Sunday, 16 September 2012

Moors & Christians Masquerade in Peñíscola

Yesterday afternoon I was invited with four other members of the congregation to lunch at Les and Brenda's in Peñíscola, prior to going down the the north beach promenade to watch the annual 'Moors and Christians' masquerade, a parade celebrating the re-conquest of this part of Spain in the fourteenth century by the army of King Jaume I. The lunch was a most enjoyable triumph of good food and conversation, putting us all in festive mood for the evening's events.
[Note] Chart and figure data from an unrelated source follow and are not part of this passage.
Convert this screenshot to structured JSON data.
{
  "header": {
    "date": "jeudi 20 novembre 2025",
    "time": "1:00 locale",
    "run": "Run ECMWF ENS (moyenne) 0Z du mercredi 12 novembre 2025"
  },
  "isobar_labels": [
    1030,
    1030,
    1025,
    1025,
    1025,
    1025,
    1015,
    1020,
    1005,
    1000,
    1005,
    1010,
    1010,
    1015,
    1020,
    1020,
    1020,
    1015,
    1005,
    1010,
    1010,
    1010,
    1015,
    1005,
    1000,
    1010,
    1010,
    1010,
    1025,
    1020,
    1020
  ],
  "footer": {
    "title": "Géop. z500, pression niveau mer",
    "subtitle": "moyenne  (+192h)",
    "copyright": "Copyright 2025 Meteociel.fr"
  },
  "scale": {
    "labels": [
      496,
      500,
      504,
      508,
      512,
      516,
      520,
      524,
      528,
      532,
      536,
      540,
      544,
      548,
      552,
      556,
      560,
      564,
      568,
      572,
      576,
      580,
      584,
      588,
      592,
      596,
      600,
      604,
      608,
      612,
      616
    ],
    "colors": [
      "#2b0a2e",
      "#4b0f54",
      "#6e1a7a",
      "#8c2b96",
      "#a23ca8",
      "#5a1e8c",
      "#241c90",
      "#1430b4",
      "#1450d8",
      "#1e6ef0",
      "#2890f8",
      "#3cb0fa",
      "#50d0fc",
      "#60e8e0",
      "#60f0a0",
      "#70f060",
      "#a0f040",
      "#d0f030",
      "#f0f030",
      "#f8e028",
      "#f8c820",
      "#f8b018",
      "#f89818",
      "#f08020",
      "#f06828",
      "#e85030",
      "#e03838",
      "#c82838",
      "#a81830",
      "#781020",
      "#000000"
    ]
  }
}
The north beach promenade was lined either side for a kilometre by green plastic chairs for spectators available for the evening at €5 each. We arrived about seven, allowing us time to park, and then wandered up and down looking for an advantageous place to sit, close to a bar selling drinks to clients to outside customers. An hour of waiting amidst the gathering crowd was occupied by the passage of town and village marching bands heading up toward the starting assembly point.
I counted nine bands, six of them coming from villages inland on the coastal plain, several of which I've visited. Each band had between thirty and forty musicians. Over half of the players were under 20. All, without exception played to a high standard, and marched with pride. Each band had a standard bearer, and there were a variety of transport devices for the accompanying percussionist, as the big bass drums were too big to be moved any other way. I estimate there were around four hundred musicians involved all told. Moorish and Christian bands each played a shared theme tune. The Christian one I didn't recognise, but the Moorish one was the theme tune from the move 'Exodus', about the creation of the state of Israel. Was this something of a tongue ion cheek musical tease, I wondered?
It was an impressive testimony to the strength of local community life in an agricultural region, not least because of the participation of people of all ages. Some masqueraders walked to the start line, and among these were kiddies in costume pushed by mums or dads in buggies. When the parade eventually sauntered past, I noticed two babes in arms being carried in slings on a costumed masqueraders mum's tum, right in the middle of the ranks of soldiers.
Saturday's parade has groups of those dressed as Christian knights, backed by their village band, leading the procession and the Moors coming behind, 'chasing' them towards the castle. On Sunday there is apparently another parade in which the Moors go first, 'chased' away from the castle by the Christians. I was amazed at the splendour of the ranks of knights, each village with their own variation of costume design. The ages of participants spanned four generations, and despite playing at mediaeval soldiers, there were more women masqueraders than men. 
In any other European country at this time of political tension generated by the islamist 'protest' attacks on US embassies in the wake of the latest You Tube insult to the Prophet Muhammad, one could imagine anxious consultations and security risk assessments nervously carried out. There were thousands on the streets, and the best part of a thousand in the parade. The only Guardia Civil officers we saw were two in a patrol car, who seem to have mis-timed their return to base, driving carefully against the flow of people walking to the start point. The only raised voices were those cheering on the paraders or greeting friends exuberantly. The masqueraders and crowd were a sea of good humour and good will.
After sunset lighting conditions, even under extra floodlights and street lamps made good photographs difficult to obtain, even with a decent modern point and shoot digital camera. But by late evening, with a lot of flash usage, the battery was low and sensor reaction time noticeably diminished. Nevertheless it was great fun to try and capture such a special occasion.
It was an unique expression of community cohesion and voluntary enterprise, rooted in local history and civic pride. People having fun with their differences, not fighting over them. People enjoying being together, being part of their village and their family. After the parade finished just after 11.00pm, Peñíscola's hundreds of bars and restaurants were all packed with people eating out together. It took us a quarter of an hour to find a place with an empty table for a drink and bite to eat before the fireworks began at 12.30pm, another spectacular show, and not surprising since one of Spain's premier fireworks factory is located in adjacent Benicarló. I was pretty tired by the time I got home at 1.15am, but so glad to have witness such superb festivity.